I turned to walking around my neighbourhood twice a day – first thing in the morning and in the evening. During the weekends, I would go for longer walks in different nature reserves, parks and park connectors. 

At the beginning, the main objective was simply to get out of the house and to ‘escape’ into nature. Quite quickly, I started to realise the calming effect that these daily rambles had on me. It was then that I thought that I might be able to harness more meditative effects of these walks by becoming a lot more mindful, and to really just focus on the ‘now’ as I moved. That is, instead of crowding my mind with all kinds of thoughts and plans, I started tuning my senses towards the details of the surroundings –  the patterns on the trunks and leaves of trees, the varied sounds made by different species of birds and insects, the feel of wind against my skin, the smell of nature, the rhythm of my gait. Whenever I got interrupted by a thought, I would try to let it pass as soon as possible and to refocus my attention on the immediate present.

6 months past my first mindful walking experiment, I definitely feel that my senses have grown a lot more acute. This has, in turn, made each walk more enjoyable and interesting because I frequently spot something new or chance upon unexpected beauty – a newly blossoming tree, an exotic bird, beautiful cloud formations – all of which immediately brightens up my day. 

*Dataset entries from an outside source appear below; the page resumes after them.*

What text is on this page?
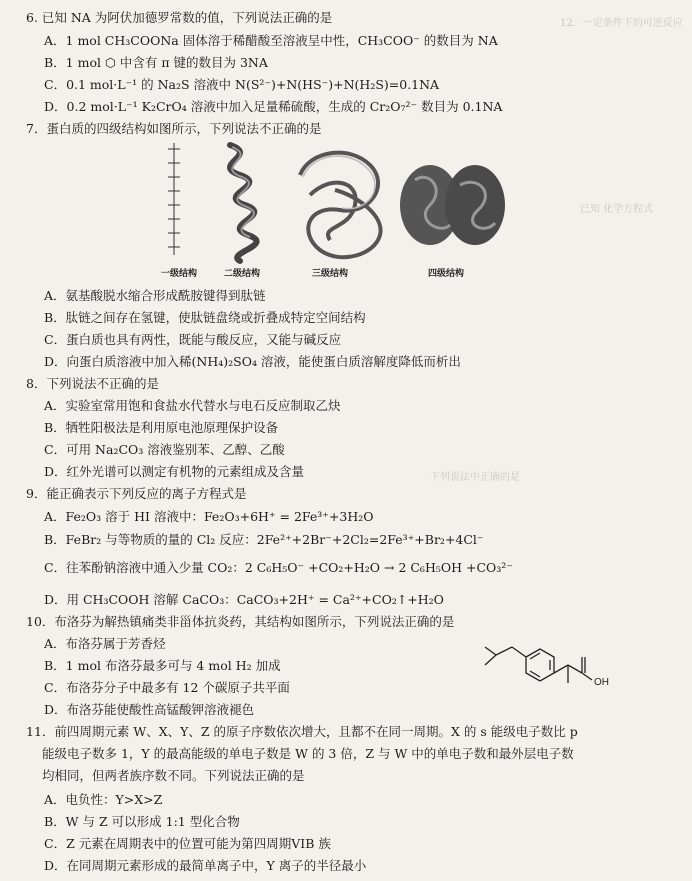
12．一定条件下的可逆反应
已知 化学方程式
下列说法中正确的是
6. 已知 NA 为阿伏加德罗常数的值，下列说法正确的是
A．1 mol CH₃COONa 固体溶于稀醋酸至溶液呈中性，CH₃COO⁻ 的数目为 NA
B．1 mol ⬡ 中含有 π 键的数目为 3NA
C．0.1 mol·L⁻¹ 的 Na₂S 溶液中 N(S²⁻)+N(HS⁻)+N(H₂S)=0.1NA
D．0.2 mol·L⁻¹ K₂CrO₄ 溶液中加入足量稀硫酸，生成的 Cr₂O₇²⁻ 数目为 0.1NA
7．蛋白质的四级结构如图所示，下列说法不正确的是
一级结构	二级结构	三级结构	四级结构
A．氨基酸脱水缩合形成酰胺键得到肽链
B．肽链之间存在氢键，使肽链盘绕或折叠成特定空间结构
C．蛋白质也具有两性，既能与酸反应，又能与碱反应
D．向蛋白质溶液中加入稀(NH₄)₂SO₄ 溶液，能使蛋白质溶解度降低而析出
8．下列说法不正确的是
A．实验室常用饱和食盐水代替水与电石反应制取乙炔
B．牺牲阳极法是利用原电池原理保护设备
C．可用 Na₂CO₃ 溶液鉴别苯、乙醇、乙酸
D．红外光谱可以测定有机物的元素组成及含量
9．能正确表示下列反应的离子方程式是
A．Fe₂O₃ 溶于 HI 溶液中：Fe₂O₃+6H⁺ = 2Fe³⁺+3H₂O
B．FeBr₂ 与等物质的量的 Cl₂ 反应：2Fe²⁺+2Br⁻+2Cl₂=2Fe³⁺+Br₂+4Cl⁻
C．往苯酚钠溶液中通入少量 CO₂：2 C₆H₅O⁻ +CO₂+H₂O → 2 C₆H₅OH +CO₃²⁻
D．用 CH₃COOH 溶解 CaCO₃：CaCO₃+2H⁺ = Ca²⁺+CO₂↑+H₂O
10．布洛芬为解热镇痛类非甾体抗炎药，其结构如图所示，下列说法正确的是
A．布洛芬属于芳香烃
B．1 mol 布洛芬最多可与 4 mol H₂ 加成
C．布洛芬分子中最多有 12 个碳原子共平面
D．布洛芬能使酸性高锰酸钾溶液褪色
OH
11．前四周期元素 W、X、Y、Z 的原子序数依次增大，且都不在同一周期。X 的 s 能级电子数比 p
能级电子数多 1，Y 的最高能级的单电子数是 W 的 3 倍，Z 与 W 中的单电子数和最外层电子数
均相同，但两者族序数不同。下列说法正确的是
A．电负性：Y>X>Z
B．W 与 Z 可以形成 1:1 型化合物
C．Z 元素在周期表中的位置可能为第四周期VIB 族
D．在同周期元素形成的最简单离子中，Y 离子的半径最小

The cultivation of a deeper level of mind and body connection through walking meditation has greatly benefited my yoga practice, as I have made the same transition from mechanic to embodied movement on the yoga mat. In the past, I had often found my thoughts wandering every now and then during a Mysore practice, especially when I practised alone and not in the studio. Now, I am able to maintain a steady mind and to stay fully concentrated on my breath, asana and drishti throughout the practice. Coupled with that comes the similar joy of constant discovery in every practice despite going through the same sequence.